The author correctly perceives that the immediate issue of clergy sexual abuse serves as the most alarming expression of more profoundly needed change. Sexual misconduct has roots in contemporary culture and in the structures of the Church's institutional life. And, he correctly points out that the more scandalous behavior in the eyes of many of the faithful rests in Episcopal secrecy.

While providing an overview of Voice of the Faithful and the earlier movement, Call to Action, Mr. Gibson makes clear that no resolution will be found in a quick left turn to a fully democratic Church; nor will it be found in a "super-pope who would enforce virtue and make all right and holy — in Latin, of course" (343). The balanced approach consistently displayed by the author gives the reader hope that indeed the present moment may be one of opportunity.

Drawing on the work of Father Thomas Reese the author pulls his own text together proposing three levels of reform: structure, policy, and attitudes. Immediately available within the present law of the Church are numerous ways to increase lay participation. As the centralization of power on the universal level makes evident clear problems, even more evident are the problems that grow from sometimes almost exclusive power at diocesan and parish levels. He rightly insists that a priority must be given to financial oversight — the next emerging crisis. Financial transparency is the only means to restore the credibility of the institution.

On the level of policy Gibson rightly insists on the need for dialogue. Issues like the role of the laity in worship, women in the Church, optional celibacy, Sunday worship without priests, and so forth will not be resolved by a mandate. Divisions among the wide spectrum of believers who rightfully see themselves as "good Catholics" necessitates respectful conversation.

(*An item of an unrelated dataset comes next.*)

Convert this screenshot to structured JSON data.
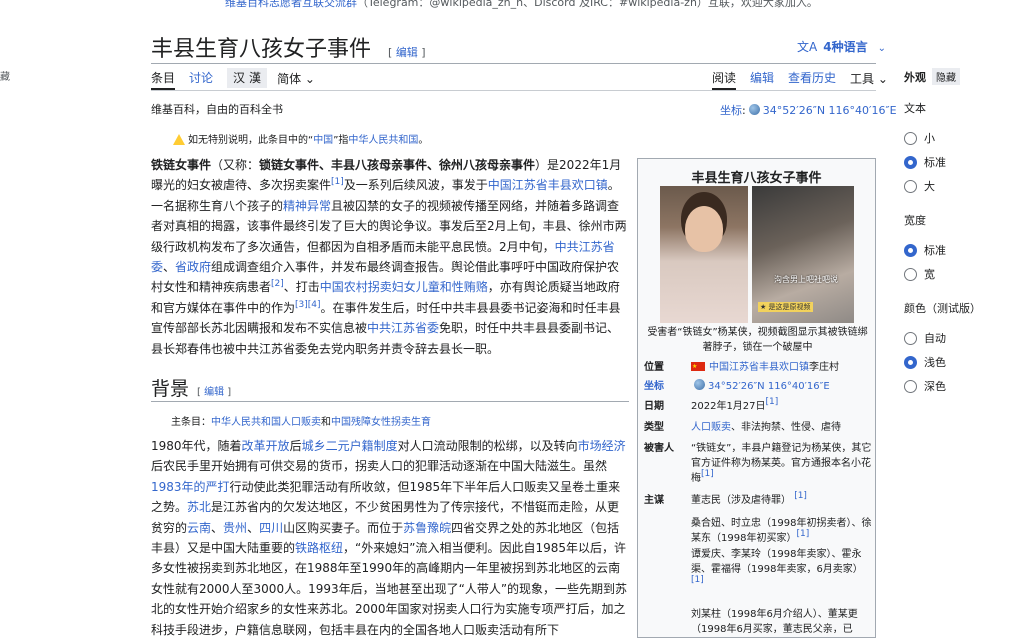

This flows from and to the third level of reform, a change in attitude — everyone in the Church needs to work toward restoring the heart of the church, communication and communion, among the estates — lay, clerical and hierarchical. While not stated explicitly the thrust of Gibson's work would hold that the bishops do have the opportunity for the boldest and best first step.

A colleague who received the book as a Christmas gift confirmed my enthusiasm for the text. The Coming Catholic Church deserves to be read, and talked about, by everyone who hopefully believes that the Church is in ever need of reform!